Fig. 1 is a sectional view of a main part showing an embodiment of a seal ring used in a mechanical seal according to the present invention, Fig. 2 is a schematic sectional view of a main part showing the same mechanical seal, and Fig. 3 is a conventional mechanical seal. FIG. 4 is a schematic cross-sectional view of a main part showing a conventional seal ring. DESCRIPTION OF SYMBOLS 1... Body housing, 3... Fixed ring (mating ring), 4... Rotating shaft, 5... Rotating ring (seal ring), 51... Tapered inner diameter space,
52...Ring-shaped inner diameter space, 6...Rubber bellows, 6a...Bending portion, 10...Coil spring, W...Gap.

Claims (1)

[Scope of utility model registration request] A rotary ring that rotates with the rotary shaft is elastically pressed and urged into sliding contact with a fixed ring fixed to the housing side of the fuselage, and a case equipped with a rotation prevention function is provided on the back side of the rotary ring.
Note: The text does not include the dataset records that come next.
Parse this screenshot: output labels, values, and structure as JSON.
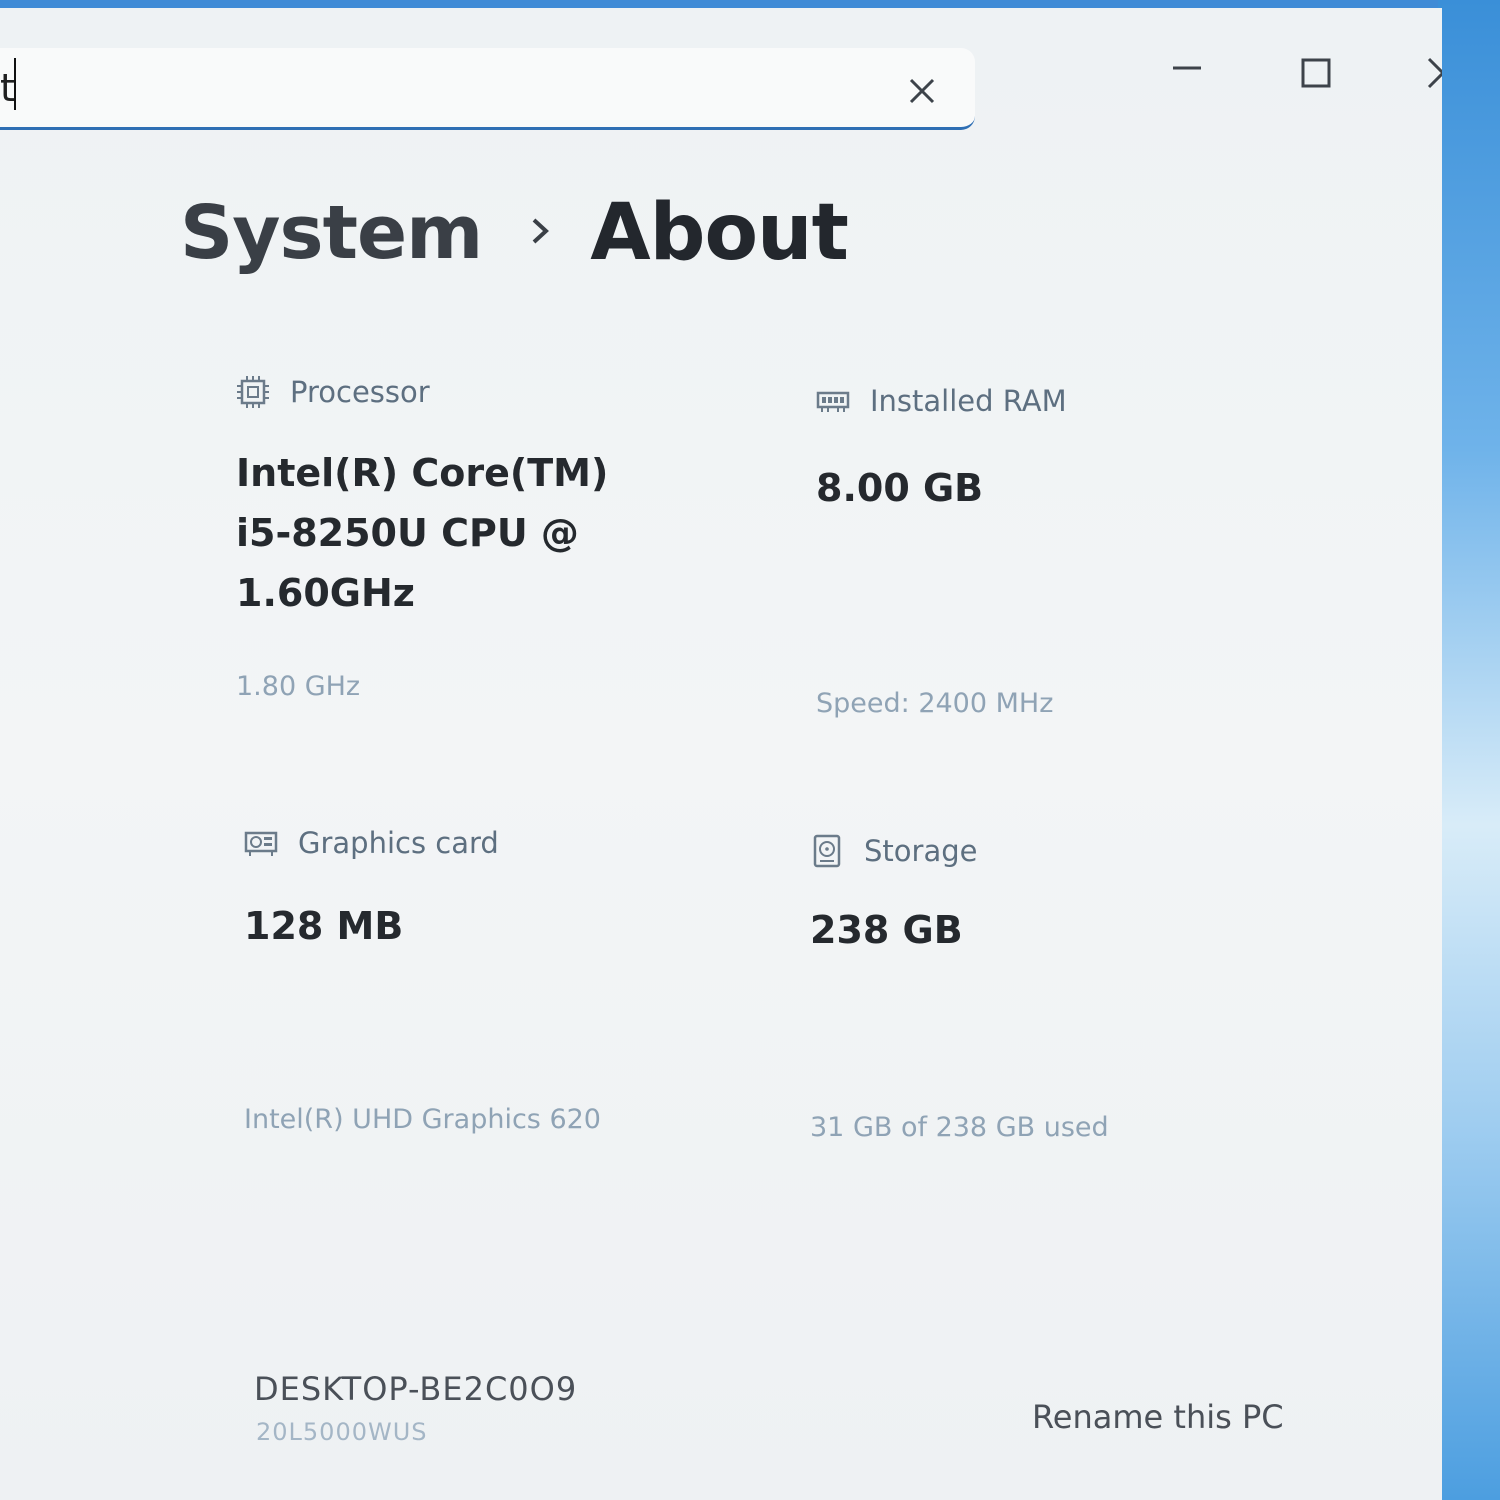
{
  "search": {
    "value": "t",
    "clear_icon": "close-icon"
  },
  "window_controls": {
    "minimize_icon": "minimize-icon",
    "maximize_icon": "maximize-icon",
    "close_icon": "close-icon"
  },
  "breadcrumb": {
    "parent": "System",
    "separator_icon": "chevron-right-icon",
    "current": "About"
  },
  "specs": {
    "processor": {
      "label": "Processor",
      "icon": "processor-icon",
      "value_lines": [
        "Intel(R) Core(TM)",
        "i5-8250U CPU @",
        "1.60GHz"
      ],
      "sub": "1.80 GHz"
    },
    "ram": {
      "label": "Installed RAM",
      "icon": "ram-icon",
      "value": "8.00 GB",
      "sub": "Speed: 2400 MHz"
    },
    "graphics": {
      "label": "Graphics card",
      "icon": "graphics-card-icon",
      "value": "128 MB",
      "sub": "Intel(R) UHD Graphics 620"
    },
    "storage": {
      "label": "Storage",
      "icon": "storage-icon",
      "value": "238 GB",
      "sub": "31 GB of 238 GB used"
    }
  },
  "device": {
    "name": "DESKTOP-BE2C0O9",
    "model": "20L5000WUS",
    "rename_label": "Rename this PC"
  },
  "colors": {
    "accent": "#2f6fb4",
    "wallpaper": "#3a8fd8"
  }
}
A mechanical seal is provided with a rubber bellows for transmitting the rotation of the rotating shaft, and a part of the bent part of the rubber bellows faces a tapered inner diameter space formed on the back surface of the rotating ring. A ring-shaped inner diameter space along the axial direction is continuously formed in the tapered inner diameter space, and a space is provided between the bent portion of the rubber bellows and the tapered inner diameter space. mechanical seal.